Looking at the logs, it seems to be a port issue.

  1. Did you run tiup cluster check for a pre-check before installation? This can check for potential risks in the cluster, including disk, firewall, ports, etc.
  2. Is SELinux turned off?
    setenforce 0, temporarily disable it, effective immediately.
    If you only changed the SELinux configuration, it will take effect after a system reboot.
  3. Check if the port is occupied
    lsof -i:20161
    Check all other ports as well. I have encountered a situation where port 9090 was occupied by a system process. If so, consider changing the port.
| username: tidb菜鸟一只 | Original post link

Try telnet 175.27.241.31 2379 on each of the three TiKV hosts.

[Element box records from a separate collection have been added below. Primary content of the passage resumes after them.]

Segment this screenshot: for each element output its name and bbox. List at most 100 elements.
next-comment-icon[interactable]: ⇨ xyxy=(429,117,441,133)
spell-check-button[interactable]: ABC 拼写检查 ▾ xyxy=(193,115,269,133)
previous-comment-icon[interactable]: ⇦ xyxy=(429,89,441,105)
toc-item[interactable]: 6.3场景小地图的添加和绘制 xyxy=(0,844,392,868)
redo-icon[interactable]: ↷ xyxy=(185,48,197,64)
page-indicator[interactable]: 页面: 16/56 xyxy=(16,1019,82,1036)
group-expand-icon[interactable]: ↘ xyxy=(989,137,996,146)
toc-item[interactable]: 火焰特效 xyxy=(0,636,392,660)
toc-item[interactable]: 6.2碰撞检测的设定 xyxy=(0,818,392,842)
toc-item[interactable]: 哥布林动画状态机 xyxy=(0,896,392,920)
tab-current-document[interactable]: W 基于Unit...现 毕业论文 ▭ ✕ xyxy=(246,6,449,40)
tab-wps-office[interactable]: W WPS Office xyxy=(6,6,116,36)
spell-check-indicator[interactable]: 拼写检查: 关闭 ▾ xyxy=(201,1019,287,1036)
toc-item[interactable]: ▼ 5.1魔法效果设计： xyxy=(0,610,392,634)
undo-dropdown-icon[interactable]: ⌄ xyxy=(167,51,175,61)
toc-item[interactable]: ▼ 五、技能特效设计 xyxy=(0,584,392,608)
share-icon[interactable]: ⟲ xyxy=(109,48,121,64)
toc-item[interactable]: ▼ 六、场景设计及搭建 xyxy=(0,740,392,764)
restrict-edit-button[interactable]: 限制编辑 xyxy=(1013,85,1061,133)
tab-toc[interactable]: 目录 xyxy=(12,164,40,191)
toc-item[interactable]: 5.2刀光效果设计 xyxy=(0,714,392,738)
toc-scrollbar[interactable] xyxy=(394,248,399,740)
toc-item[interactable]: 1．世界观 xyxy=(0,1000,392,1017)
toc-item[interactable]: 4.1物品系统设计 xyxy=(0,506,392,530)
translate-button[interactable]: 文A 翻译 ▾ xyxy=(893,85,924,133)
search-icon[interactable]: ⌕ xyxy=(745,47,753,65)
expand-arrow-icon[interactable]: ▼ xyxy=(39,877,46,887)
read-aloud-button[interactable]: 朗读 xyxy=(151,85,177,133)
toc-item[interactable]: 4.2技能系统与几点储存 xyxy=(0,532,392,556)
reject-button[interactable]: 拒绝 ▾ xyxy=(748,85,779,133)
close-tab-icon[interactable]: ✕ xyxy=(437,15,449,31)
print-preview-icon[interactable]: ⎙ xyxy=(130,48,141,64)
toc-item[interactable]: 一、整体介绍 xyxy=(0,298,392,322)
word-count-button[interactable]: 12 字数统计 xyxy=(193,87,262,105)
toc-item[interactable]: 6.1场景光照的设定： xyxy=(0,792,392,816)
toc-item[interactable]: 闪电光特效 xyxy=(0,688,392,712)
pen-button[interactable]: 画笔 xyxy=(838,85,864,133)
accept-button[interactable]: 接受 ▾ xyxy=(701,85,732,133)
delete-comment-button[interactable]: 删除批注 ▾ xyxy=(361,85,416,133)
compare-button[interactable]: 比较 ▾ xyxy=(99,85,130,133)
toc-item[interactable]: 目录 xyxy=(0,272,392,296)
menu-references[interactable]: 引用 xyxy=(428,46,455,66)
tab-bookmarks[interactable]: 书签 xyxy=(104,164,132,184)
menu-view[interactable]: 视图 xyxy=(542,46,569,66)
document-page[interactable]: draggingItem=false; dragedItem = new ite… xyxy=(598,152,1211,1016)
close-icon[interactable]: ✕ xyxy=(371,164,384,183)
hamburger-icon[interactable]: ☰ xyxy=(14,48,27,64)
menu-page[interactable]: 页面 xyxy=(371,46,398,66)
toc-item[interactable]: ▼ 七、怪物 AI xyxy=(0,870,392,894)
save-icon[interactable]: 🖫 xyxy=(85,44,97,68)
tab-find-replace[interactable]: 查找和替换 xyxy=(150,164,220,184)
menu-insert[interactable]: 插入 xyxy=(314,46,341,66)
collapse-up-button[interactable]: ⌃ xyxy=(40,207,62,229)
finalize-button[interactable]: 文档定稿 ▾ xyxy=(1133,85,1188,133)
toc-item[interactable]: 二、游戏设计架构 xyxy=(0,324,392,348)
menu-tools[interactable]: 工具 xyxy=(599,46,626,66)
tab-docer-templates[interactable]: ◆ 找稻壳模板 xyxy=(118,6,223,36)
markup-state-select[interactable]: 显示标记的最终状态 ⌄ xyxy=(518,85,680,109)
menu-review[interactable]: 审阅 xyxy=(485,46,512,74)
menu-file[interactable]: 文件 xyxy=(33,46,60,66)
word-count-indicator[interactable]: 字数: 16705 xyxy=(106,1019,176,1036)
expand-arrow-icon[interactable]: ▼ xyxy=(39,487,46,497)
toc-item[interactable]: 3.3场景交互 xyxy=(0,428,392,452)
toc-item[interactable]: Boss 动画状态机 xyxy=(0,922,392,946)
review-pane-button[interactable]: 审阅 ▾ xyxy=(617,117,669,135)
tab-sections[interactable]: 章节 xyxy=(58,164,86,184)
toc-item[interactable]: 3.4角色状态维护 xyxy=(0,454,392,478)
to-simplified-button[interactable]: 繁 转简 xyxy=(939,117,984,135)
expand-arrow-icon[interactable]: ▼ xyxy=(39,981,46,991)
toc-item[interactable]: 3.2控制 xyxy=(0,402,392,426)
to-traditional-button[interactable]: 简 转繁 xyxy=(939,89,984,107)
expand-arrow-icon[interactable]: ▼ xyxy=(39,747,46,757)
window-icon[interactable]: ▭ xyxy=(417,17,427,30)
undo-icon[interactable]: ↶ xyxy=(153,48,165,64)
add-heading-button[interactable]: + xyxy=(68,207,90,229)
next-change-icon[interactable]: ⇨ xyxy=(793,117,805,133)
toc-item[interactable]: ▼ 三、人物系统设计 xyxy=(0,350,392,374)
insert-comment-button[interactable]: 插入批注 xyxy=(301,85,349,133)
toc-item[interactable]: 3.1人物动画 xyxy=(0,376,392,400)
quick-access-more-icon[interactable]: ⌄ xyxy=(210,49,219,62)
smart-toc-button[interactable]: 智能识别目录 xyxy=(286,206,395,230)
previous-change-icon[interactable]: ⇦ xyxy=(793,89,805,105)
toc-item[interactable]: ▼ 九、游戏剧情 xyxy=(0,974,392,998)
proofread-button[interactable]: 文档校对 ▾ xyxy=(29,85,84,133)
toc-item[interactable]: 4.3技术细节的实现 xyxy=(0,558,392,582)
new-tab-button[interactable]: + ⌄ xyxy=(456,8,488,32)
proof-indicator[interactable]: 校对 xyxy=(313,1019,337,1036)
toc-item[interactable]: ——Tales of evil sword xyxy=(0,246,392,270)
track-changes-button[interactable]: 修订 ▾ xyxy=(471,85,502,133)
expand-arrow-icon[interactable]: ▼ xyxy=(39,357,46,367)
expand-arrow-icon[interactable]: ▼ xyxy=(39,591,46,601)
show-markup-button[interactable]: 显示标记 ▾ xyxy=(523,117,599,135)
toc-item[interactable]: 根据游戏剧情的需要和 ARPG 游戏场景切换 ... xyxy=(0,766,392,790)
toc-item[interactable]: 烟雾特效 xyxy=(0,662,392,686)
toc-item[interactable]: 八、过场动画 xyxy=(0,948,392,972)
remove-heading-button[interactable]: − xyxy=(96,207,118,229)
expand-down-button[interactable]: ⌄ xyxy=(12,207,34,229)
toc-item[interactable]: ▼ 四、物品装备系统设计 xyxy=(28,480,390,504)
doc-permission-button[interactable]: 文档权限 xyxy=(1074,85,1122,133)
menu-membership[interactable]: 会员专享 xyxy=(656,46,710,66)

| username: ShawnYan | Original post link

Take another look at the PD logs.

| username: 裤衩儿飞上天 | Original post link

Check the result using tiup cluster check.

| username: ffeenn | Original post link

There is an issue with the PD node. First, check if PD is running normally, then check for any network problems.